Think of it as an old time letter you would have grandma send from the mailbox. She wrote it December 1st, but by the time it got to her sister across the country it was now December 15th. Her sister sees it for the first time and reads it for the first time on the 15th but all of the events it talks about and tells the tales of happened on December first.

So take that same concept now multiply the distance that light has to travel to get to us by a BILLION times. That’s how we can see what happened 13 billion years ago. Those objects are actually 5,879,000,000,000,000,000,000 x 13 miles away from us 🤣🤣🤣 and it took that long for that light to make it all the way here.

Kind of incredible huh?

If you look at the sun, you are seeing it as it was 8 minutes ago, since it took the light from the sun 8 minutes to travel to earth.

Imagine light hitting your eyes as information from wherever that light came from, telling your eyes and brain what that thing looked like when it reflected off it.

That light didn’t reach you instantly, it travelled (albeit very quickly) from that thing to your retinas. As a result, what you’re seeing is technically out of date. Always.

We and almost everything else in the universe (that we’re aware of) are time travellers. We just have no way to control that travel – we move forwards, through time, at the rate local effects (gravity and whatnot) dictate.

Imagine you have a camera in one room that’s recording someone dancing. The feed from that camera is being displayed live in another room on a TV that you’re watching. Logically, you’d assume that person must be in the room dancing right now because that’s what you see on the TV right now.

Now imagine that instead of the signal going from the camera to the TV over a relatively short cable that’s a few meters long, it instead has to go through a cable that’s billions of meters long. It’s going to take a little bit of time for the signal to make it from the camera to the TV. The result is what you’re seeing on the TV actually happened a few seconds ago but you’re only just now seeing it.

That’s what’s happening when you observe distant things in space. Light travels very fast, but not instantaneously. So with enough distance, you start to get a delay between when something happens and when you can see it happening.

When you think about it, everything that we see is technically in the past. Mind you, if you are looking at something only a few feet away it only took the light you are seeing the tiniest fraction of a second to arrive but there actually is a very very very tiny delay. To add to this, there is a delay between when your eyes receive the light and when the signals carrying this information arrives in the sight centers of your brain. Add another incredibly tiny fraction of a second to actually process the signals and convert them into the image that your brain “sees” and you’re now running a few millionths of a second behind “real time”. But given how fast our brain actually reacts to events this “time delay” is negligible and we consider what we are seeing as being “immediate”.

As the distance increases, this effect slowly increases. At the distance between the Earth and the Moon you are up to a delay of around a second. Still pretty close to “real time” for most of us so we would not really notice much of a delay.

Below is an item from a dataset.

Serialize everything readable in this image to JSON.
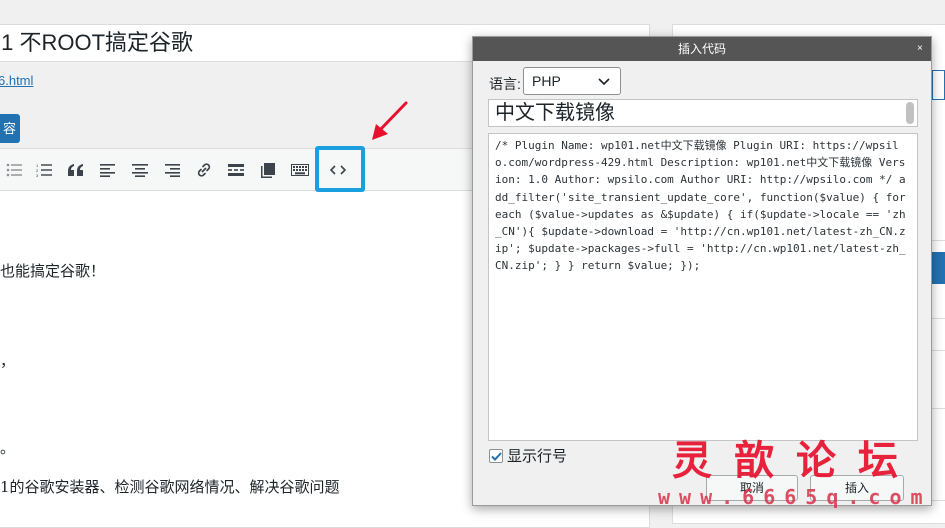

The Sun is about 8.5 “light minutes” away, meaning that the light you are seeing left the surface of the Sun over 8.5 minutes ago. If the Sun exploded this very second no one would realize it for 8.5 minutes. And so on. As you get to “interstellar” distances the time it takes light to travel expands rapidly. The nearest star to the Sun is over 4 “light years” away, so if it exploded this very second we will not see the event for another 4 years.

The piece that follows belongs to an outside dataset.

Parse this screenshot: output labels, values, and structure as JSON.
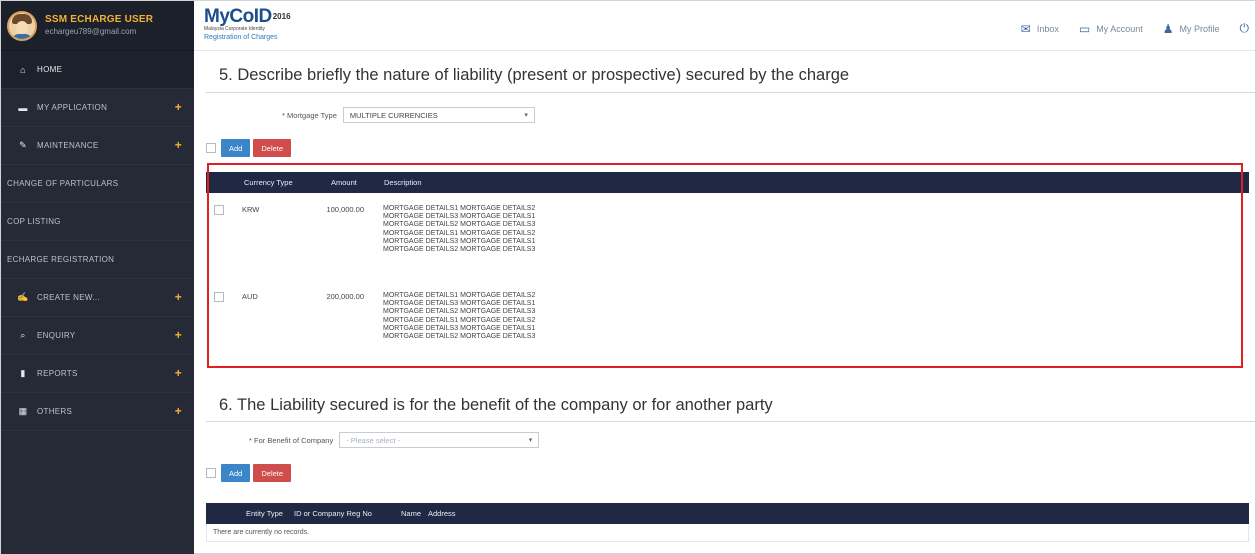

The satellite that NASA is using is tasked with examining objects that are 13 billion light years away. What we are seeing when the satellite looks at these objects is events that happened 13 billion years in the past. It is very possible, even likely, that those stars and planets no longer even exist today, but depending upon how long they survived past the moment that we are currently observing, it may be millions of years or more before the light arrives to allow us to finally be able to see their “deaths”, even though the actual events have already happened.